August 24, 2021
Following a string of tepid films throughout the 2000s, with comedies such as The Proposal (2009) and action films such as Green Lantern (2011) and R.I.P.D. (2015), Ryan Reynolds was at a crossroads. He didn’t quite fit into the rigidly defined packages of either genre. It wasn’t until 2016’s Deadpool that he found his footing. Melding his comedic chops with his charismatic frontman-like presence, he carved out his niche in the action-comedy landscape.
It is this same character that Reynolds brings to Free Guy, the latest offering from director Shawn Levy. A fresh spin on the “Are we living in a simulation?” idea, Free Guy is a cheesy rom-com mashup between The Matrix, Groundhog Day,and The Social Network.
Guy (Ryan Reynolds) is an NPC, or non-playable character, in a virtual, open-world video game. While real players from around the world log on and play online, Guy’s character is programmed into the virtual world itself. Like other NPCs, Guy has a specific function that repeats infinitely to make the world feel more realistic for players.
The NPCs’ dull and cyclical lives are the core of Free Guy’s pathos. Are we all just repeating lines of code in some simulation? To borrow from Oscar Wilde, “To live is the rarest thing in the world; most people just exist.”
Until Guy catches a glimmer of how the players see the game — controlling their own actions, making rash and inexplicable decisions on a whim — he goes about his business as usual. He breakfasts every morning at the television, picks up a coffee with cream and sugar on the way to work, and then spends his day stamping loan applications.
Amid all of this, the film tells a parallel story set outside the digital realm, at the software company behind the video game. After picking up on Guy’s sporadic behavior, which transgresses the constraints of his NPC programming, one developer, Keys (Joe Keery), realizes that the game was built using a stolen artificial intelligence engine he had developed with fellow computer science researcher Millie (Jodie Comer).

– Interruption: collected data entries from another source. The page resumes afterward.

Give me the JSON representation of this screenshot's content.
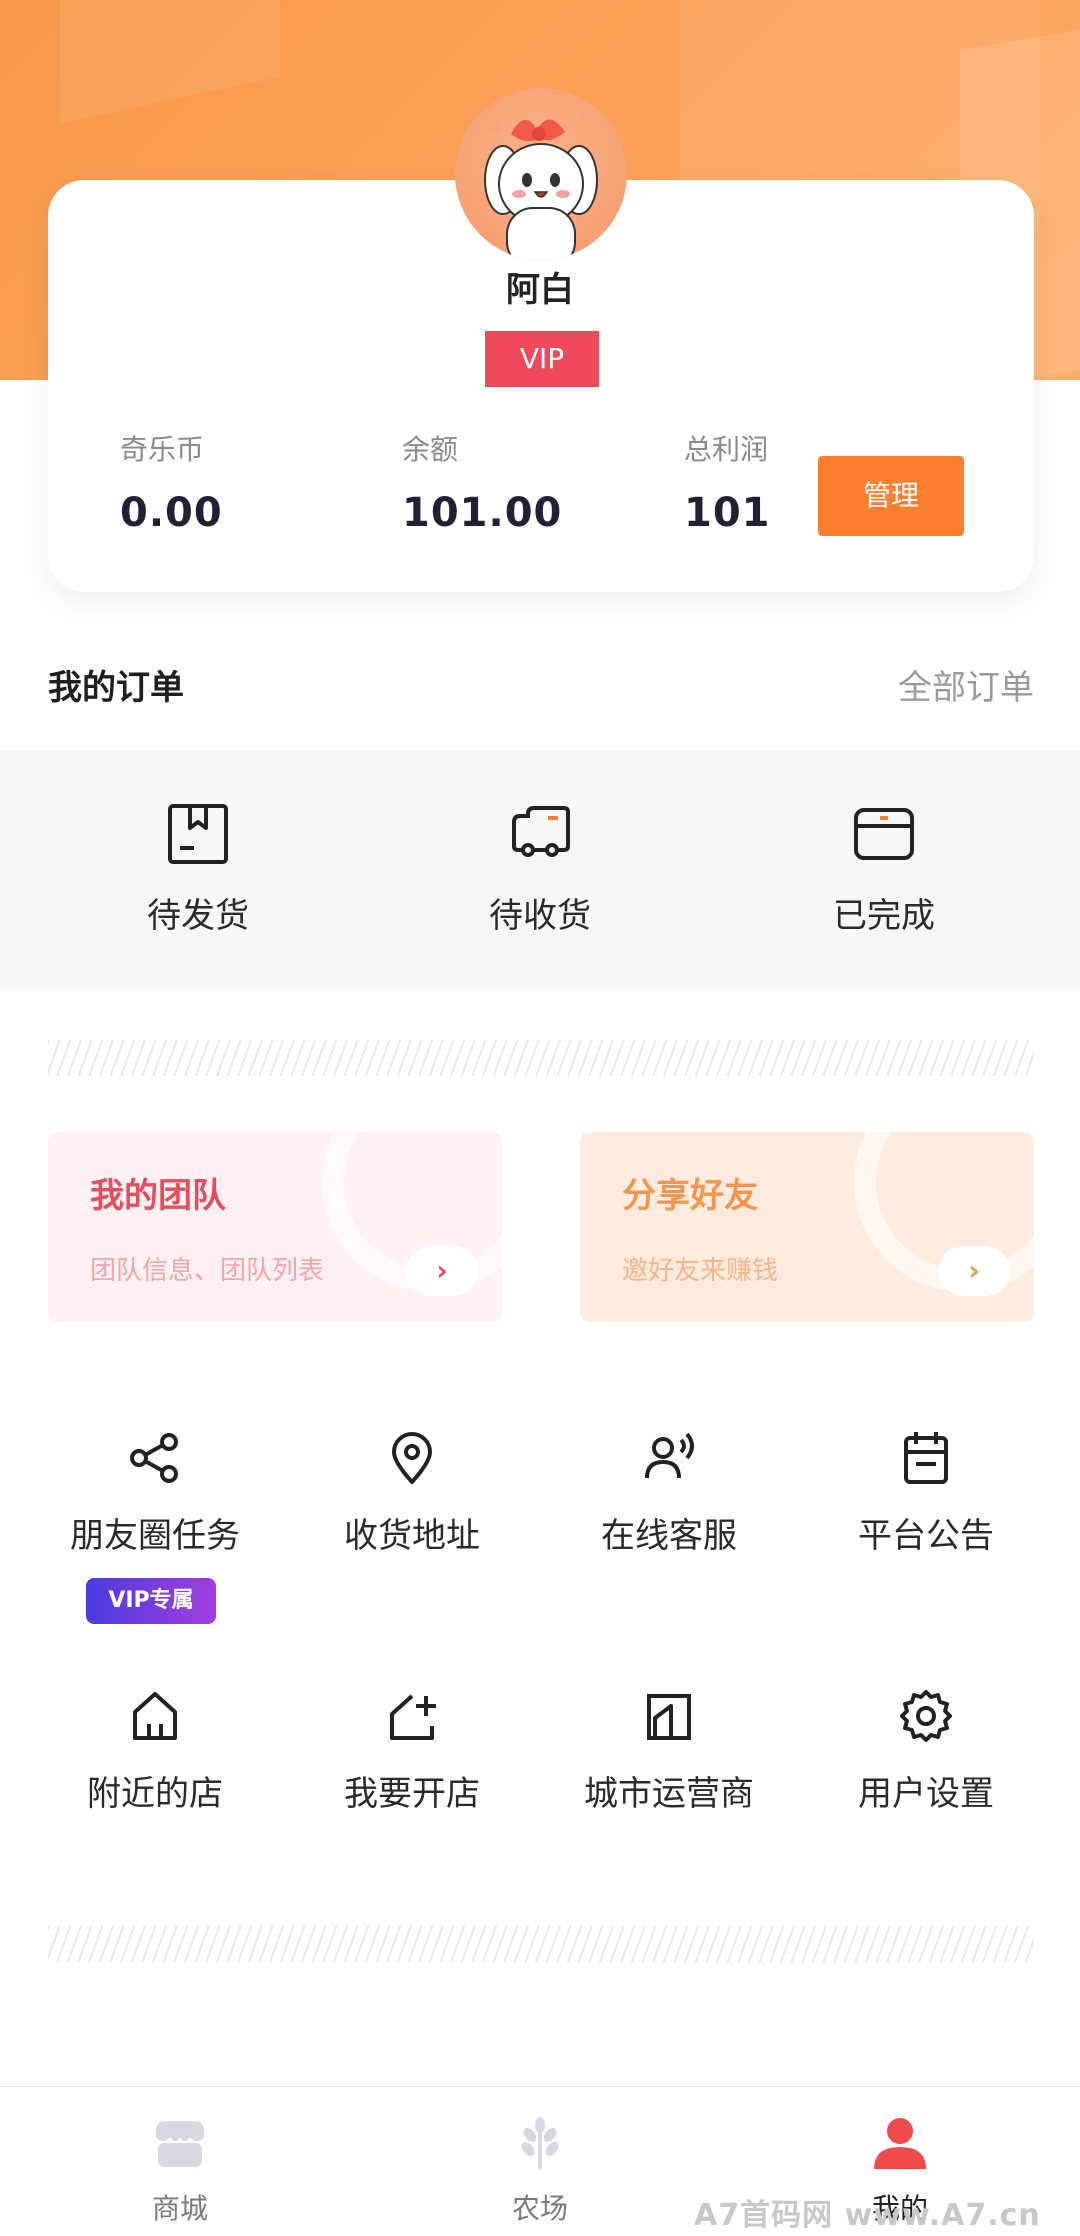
{
  "profile": {
    "name": "阿白",
    "badge": "VIP",
    "stats": [
      {
        "label": "奇乐币",
        "value": "0.00"
      },
      {
        "label": "余额",
        "value": "101.00"
      },
      {
        "label": "总利润",
        "value": "101"
      }
    ],
    "manage_label": "管理"
  },
  "orders": {
    "title": "我的订单",
    "all_label": "全部订单",
    "items": [
      {
        "label": "待发货",
        "icon": "box-icon"
      },
      {
        "label": "待收货",
        "icon": "truck-icon"
      },
      {
        "label": "已完成",
        "icon": "package-done-icon"
      }
    ]
  },
  "promos": [
    {
      "title": "我的团队",
      "subtitle": "团队信息、团队列表",
      "arrow": "›"
    },
    {
      "title": "分享好友",
      "subtitle": "邀好友来赚钱",
      "arrow": "›"
    }
  ],
  "services": [
    {
      "label": "朋友圈任务",
      "icon": "share-icon",
      "tag": "VIP专属"
    },
    {
      "label": "收货地址",
      "icon": "location-pin-icon"
    },
    {
      "label": "在线客服",
      "icon": "customer-service-icon"
    },
    {
      "label": "平台公告",
      "icon": "calendar-notice-icon"
    },
    {
      "label": "附近的店",
      "icon": "home-icon"
    },
    {
      "label": "我要开店",
      "icon": "open-store-icon"
    },
    {
      "label": "城市运营商",
      "icon": "city-building-icon"
    },
    {
      "label": "用户设置",
      "icon": "gear-icon"
    }
  ],
  "tabbar": [
    {
      "label": "商城",
      "icon": "shop-icon",
      "active": false
    },
    {
      "label": "农场",
      "icon": "wheat-icon",
      "active": false
    },
    {
      "label": "我的",
      "icon": "user-icon",
      "active": true
    }
  ],
  "watermark": "A7首码网 www.A7.cn",
  "colors": {
    "brand_orange": "#fb7f2f",
    "vip_red": "#ee4a5c",
    "hero_orange": "#f89a4c"
  }
}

Though it’s largely Reynolds’ smooth charm and comedic timing that carry the film, the supporting cast is no slouch either. Comer, playing the brains behind Guy’s AI, stays perfectly on beat with Reynolds. When Guy becomes self-aware and meets Comer’s character in the game, Comer, like a dancer leading a tango, guides the lovestruck Reynolds through the loops and hurdles of the virtual world not coded into his subroutines.
As an engineer, I always find myself scrutinizing minor details in movies focused on technology, thinking “this would never happen,” or asking “why were no industry professionals consulted on this scene?” In Free Guy, the video game company CEO character, Antwan (Taika Waititi), feels entirely contrived and out of place.
As if stealing the artificial intelligence tech for his game wasn’t malevolent enough, he has to act like some cartoonish villain to be more easily identified as the antagonist. In one scene, Antwan, unable to boot Guy from the game through changes to the source code, takes his vexations to the server room, looking to take the game offline entirely. Antwan uses a literal ax to hack away at the company’s servers (though they have power buttons and detachable power cables!) while calmly calling the security guard to escort out an employee he just fired between ax swings.
But these are minor quibbles from an engineer. Free Guy is a well-cast, lighthearted action-comedy, tastefully seasoned with a plethora of references to pop culture. It affably blends a host of genres with a heaping supply of philosophy to pick at, cleverly candying its deep underpinnings with a bounty of laughs and slick action scenes.